I have been reading a lot of just the red letters in my Bible.  I have had a hunger to read the written words of what Jesus said while teaching those around Him about what He asks us to do.   He spoke in parables alot, but for the ones I never quite understood, when Holy Spirit reveals to me what Jesus was talking about in that moment, I can never help but smile ear to ear.  Jesus is fascinating, captivating.   I cant help but sing His name allowed first thing in the morning, while folding laundry, doing my dishes.  When I am happy, Im usually singing randomly throughout the day about Jesus. 

The past week we had a LOT of stuff hit the fan.  Got some terrible news this week, my right eye is kinda funky (seeing an eye doctor on Monday no worries!!), God gave me answers I didnt really like... I have had near tantrum meltdowns... and you know what, I had God in all that... His Spirit was there willing to guide me... willing to show me the way He would like me to handle situations to glorify God and ultimatly really are a lot better for myself.  I failed a lot of tests in patience this week, and I didnt go to God for guidance about 80% of the time.  This week sucked

But after all that woe is me stuff I put on myself, I can almost picture Jesus sitting on the couch, as I sit on the floor tears flowing, drama city...just sitting there so calm and relaxed, sympathetic look on His face but at the same time this look of "oh child you look kinda silly."  And when I look to Him, He has open arms, and is there to just love me and comfort me.  He sits there the whole time, open arms just waiting, with answers and help and comfort.  Its afterwards where Im like "oh Lord I could have come to You first and I wouldnt have felt so angry, upset and like the whole world was crushing in all around. "  or better yet, never leaving His side to even consider doing it on my own!  Really imprinting those red letters in my heart. 

Im redeemed, Im God's child.  That enough should make me always smile!  I want to follow Christ and I strive everyday to do what He has called me, but I feel this past week instead of running even quicker- shifting to ask Holy Spirit for guidance in moments of trouble, I ran and hid instead, or took anger and frustration out on my family and friends.  Christ tells us to follow Him.  Simply put.  He is the way!  To just be filled with His love, and to love and to love Him, to follow His teachings, to set myself apart- this anger, and automatic "oh things are messing up!
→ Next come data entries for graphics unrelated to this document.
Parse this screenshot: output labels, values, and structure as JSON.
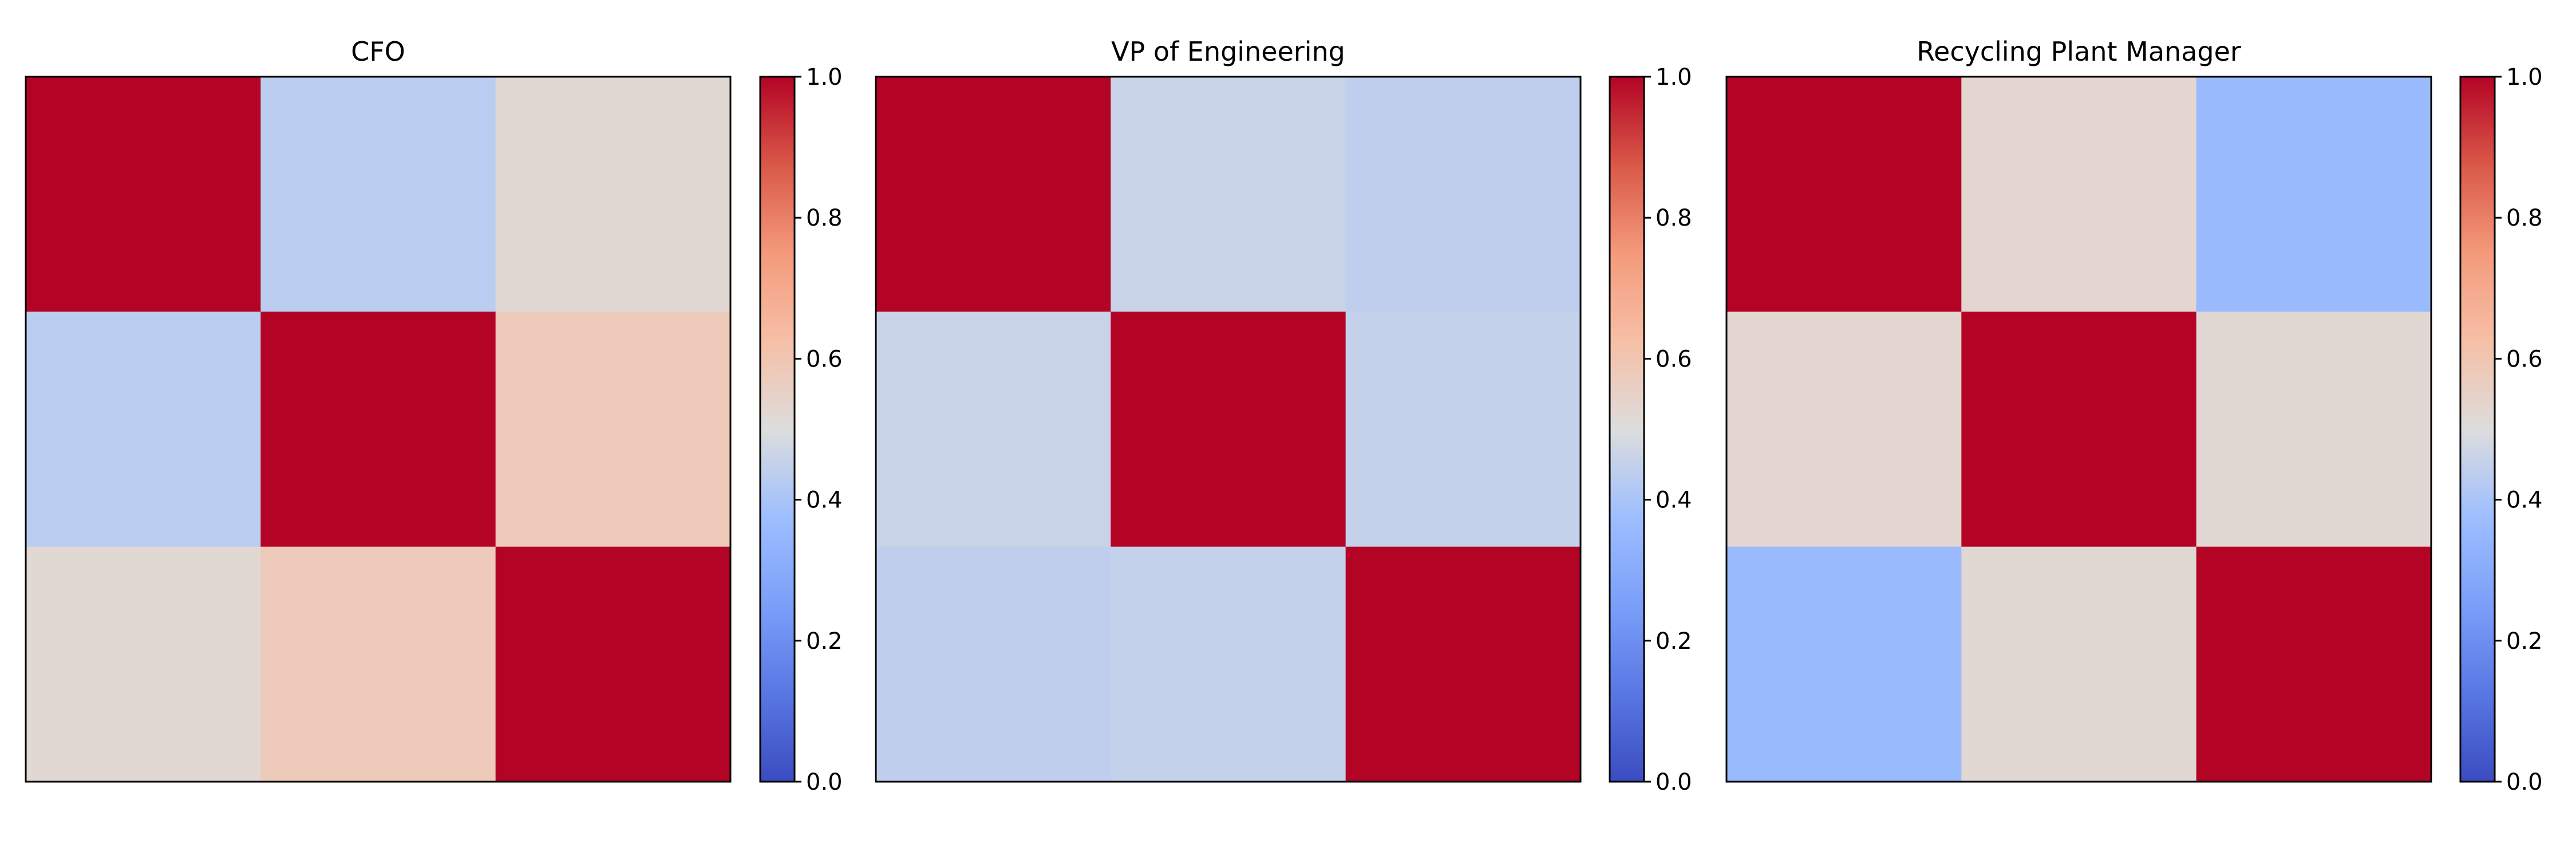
{
  "chart_data": [
    {
      "type": "heatmap",
      "title": "CFO",
      "matrix": [
        [
          1.0,
          0.43,
          0.52
        ],
        [
          0.43,
          1.0,
          0.58
        ],
        [
          0.52,
          0.58,
          1.0
        ]
      ],
      "colorbar": {
        "colormap": "coolwarm",
        "range": [
          0.0,
          1.0
        ],
        "ticks": [
          "0.0",
          "0.2",
          "0.4",
          "0.6",
          "0.8",
          "1.0"
        ]
      },
      "x_ticks": "none",
      "y_ticks": "none"
    },
    {
      "type": "heatmap",
      "title": "VP of Engineering",
      "matrix": [
        [
          1.0,
          0.46,
          0.44
        ],
        [
          0.46,
          1.0,
          0.45
        ],
        [
          0.44,
          0.45,
          1.0
        ]
      ],
      "colorbar": {
        "colormap": "coolwarm",
        "range": [
          0.0,
          1.0
        ],
        "ticks": [
          "0.0",
          "0.2",
          "0.4",
          "0.6",
          "0.8",
          "1.0"
        ]
      },
      "x_ticks": "none",
      "y_ticks": "none"
    },
    {
      "type": "heatmap",
      "title": "Recycling Plant Manager",
      "matrix": [
        [
          1.0,
          0.53,
          0.36
        ],
        [
          0.53,
          1.0,
          0.52
        ],
        [
          0.36,
          0.52,
          1.0
        ]
      ],
      "colorbar": {
        "colormap": "coolwarm",
        "range": [
          0.0,
          1.0
        ],
        "ticks": [
          "0.0",
          "0.2",
          "0.4",
          "0.6",
          "0.8",
          "1.0"
        ]
      },
      "x_ticks": "none",
      "y_ticks": "none"
    }
  ],
  "colors": {
    "axes_frame": "#000000",
    "background": "#ffffff"
  }
}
God's gotta plan but I'll panic anyways" attitude I have... oh that is so what it is (lightbulb just came on)!  I KNOW God's ways are so perfect, I have seen it over and over and over.  His answer to my prayers has always been 100% best.  Putting your trust in Jesus Christ is a sweet deal!  But MAN do I ever fall back into old habits a lot still- instant panic, worry, OCD. 

I pray that God will really work with me on this, to (dare I say it) give me more and more lessons that I need in order to go deeper and deeper in my trust and relationship with Him.  I usually try not to pray for the things like paitience and stuff because I fail them alot, but being totally honest, if love is paitience, and God is Love and God is Holy and God calls us to be Holy because He is Holy, then I need to be paitient, and kind and all those fruits of the Spirit.  So I pray for those things I need to work on.  I pray kinda cringing my face a bit, but the prayer does go out.   God will answer!